A majority of students are dropping out of third-level computing and engineering courses with low CAO entry points, official figures show.
These high non-completion rates are a source of “huge concern” to education authorities, according to a major new study.
The findings are contained in a study by the Higher Education Authority (HEA) which has tracked a cohort of more than 34,000 students who started third-level courses in 2007/08 over a 10-year period.
Overall, the report shows the higher a student’s CAO points, the more likely they are to complete their course.
For example, a student with 505-550 points has a 6 per cent chance of dropping out of their course.
By contrast, a student with 205-250 points has a 51 per cent chance of not completing their course.
Female students are more likely to complete their courses and secure a higher grade in their final degrees.
However, male students in low points courses are at the highest risk of not completing their studies.
Students on education or teaching courses were least likely to drop out of their courses (9 per cent), followed by those in health and welfare courses such as medicine or nursing (16 per cent).
The highest non-completion rates were in courses such as computing (45 per cent), hospitality and services (35 per cent), and engineering/ construction (33 per cent).
When figures are broken down to low points courses at ordinary degree or higher certificate level, some computing and engineering courses have drop-out rates of more than 70 or 80 per cent.
For example, some engineering courses at IT Blanchardstown had drop-out rates of up to 89 per cent, while some computing courses had non-completion rates of 83 per cent.
Despite concerns over high drop-out rates in some areas, the study's authors say Ireland compares well internationally. Overall, more than four out of five students at higher level are completing honour degree courses.

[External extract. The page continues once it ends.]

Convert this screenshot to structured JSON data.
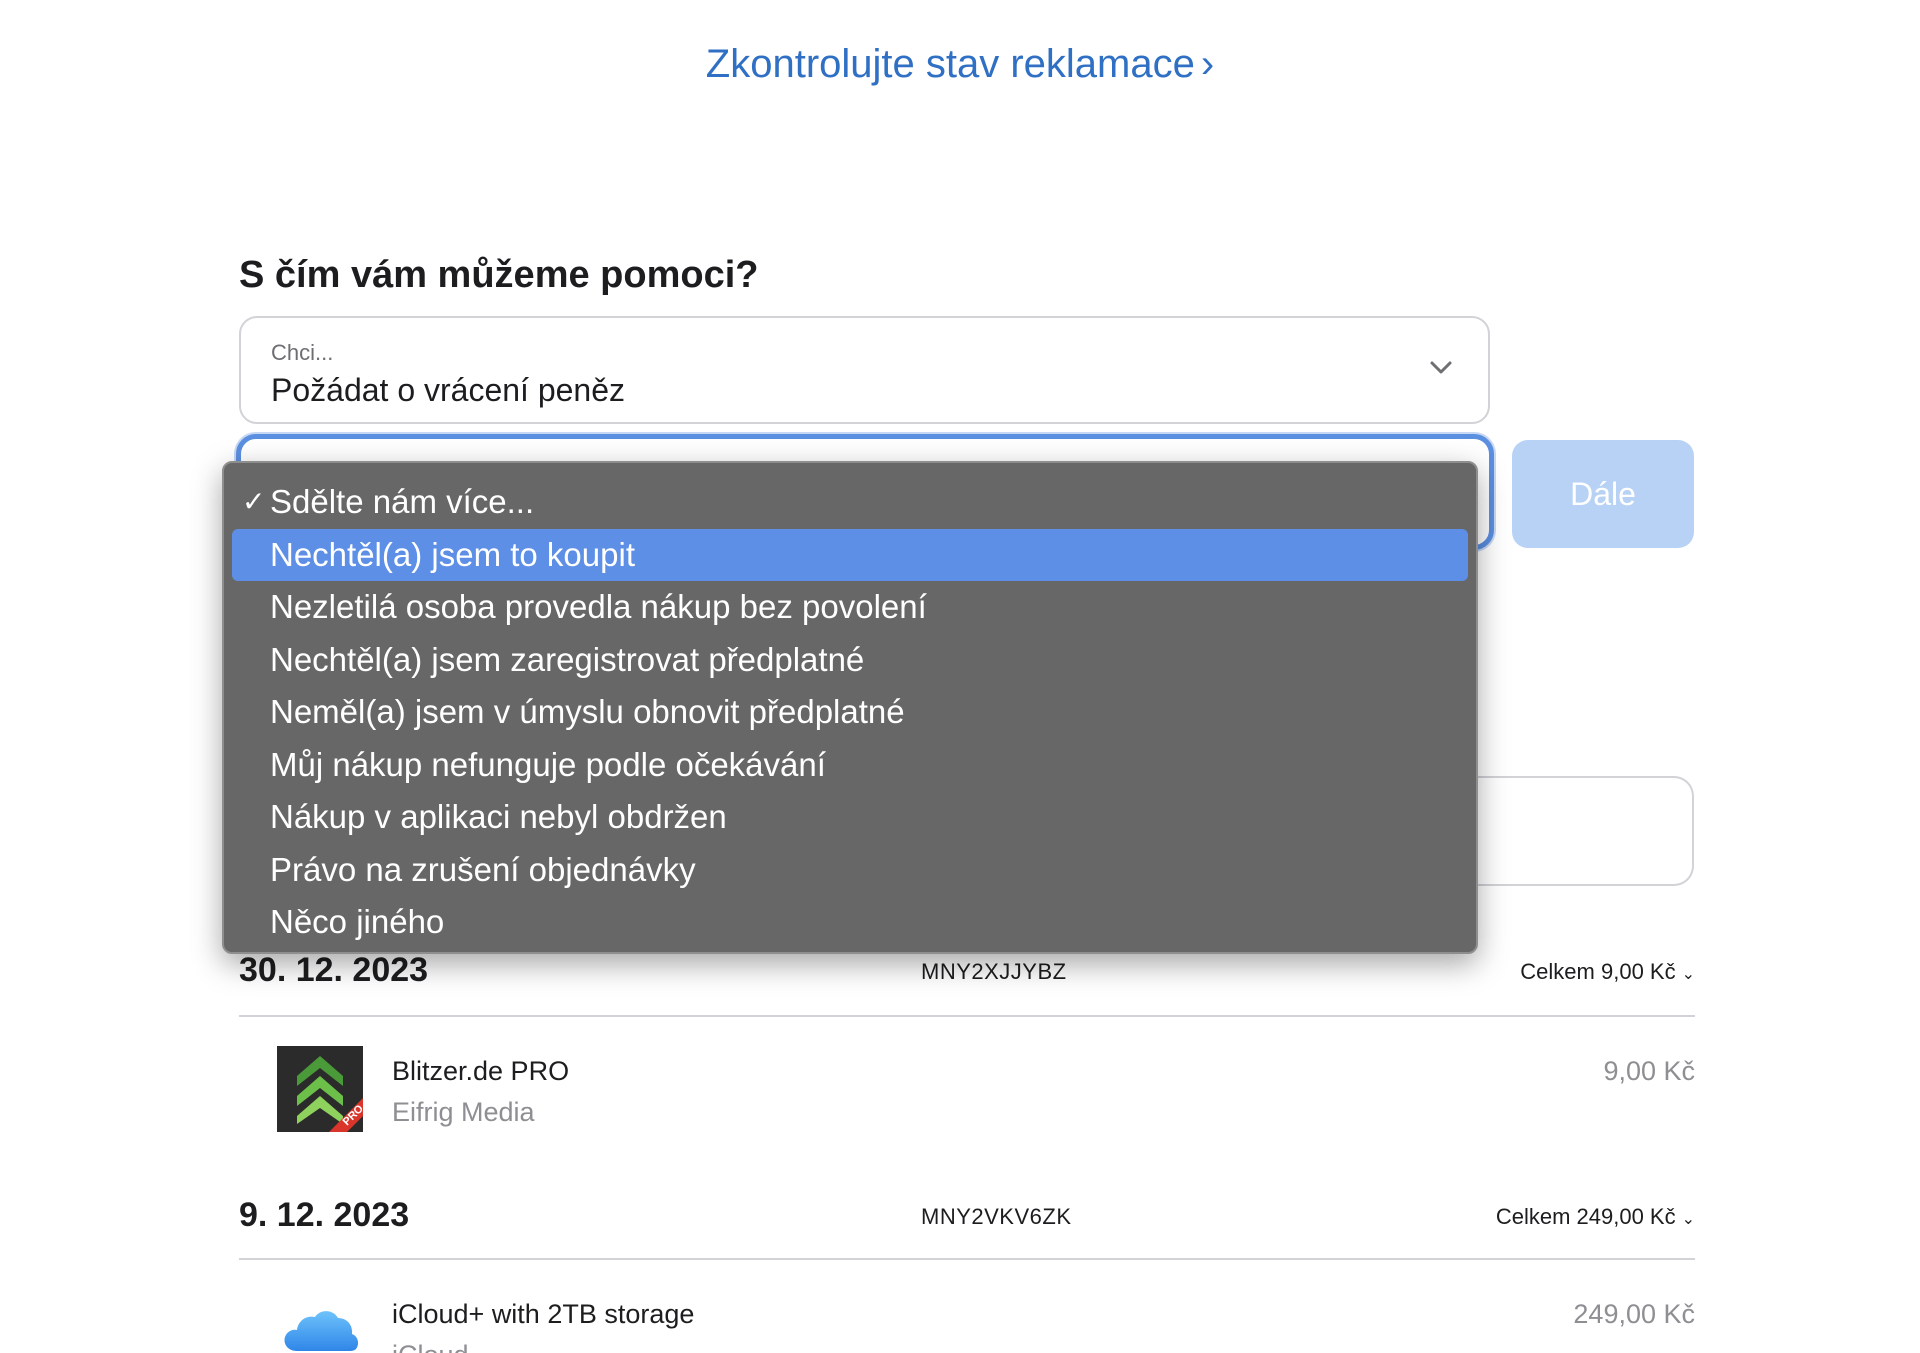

This falls to three out of five completing ordinary degree or higher certificate courses.
Chief executive of the HEA Paul O’Toole said while findings were mostly positive, further consideration was needed to address some of the challenges identified.
“In particular, we need to look at non-completion rates by males in certain areas, and the higher education system is seeking ways to improve the outcomes for those students,” he said.
Dr Joseph Ryan of the Technological Universities Association said the capacity of students in maths was a clear factor in high non-completion rates in some computing and engineering courses.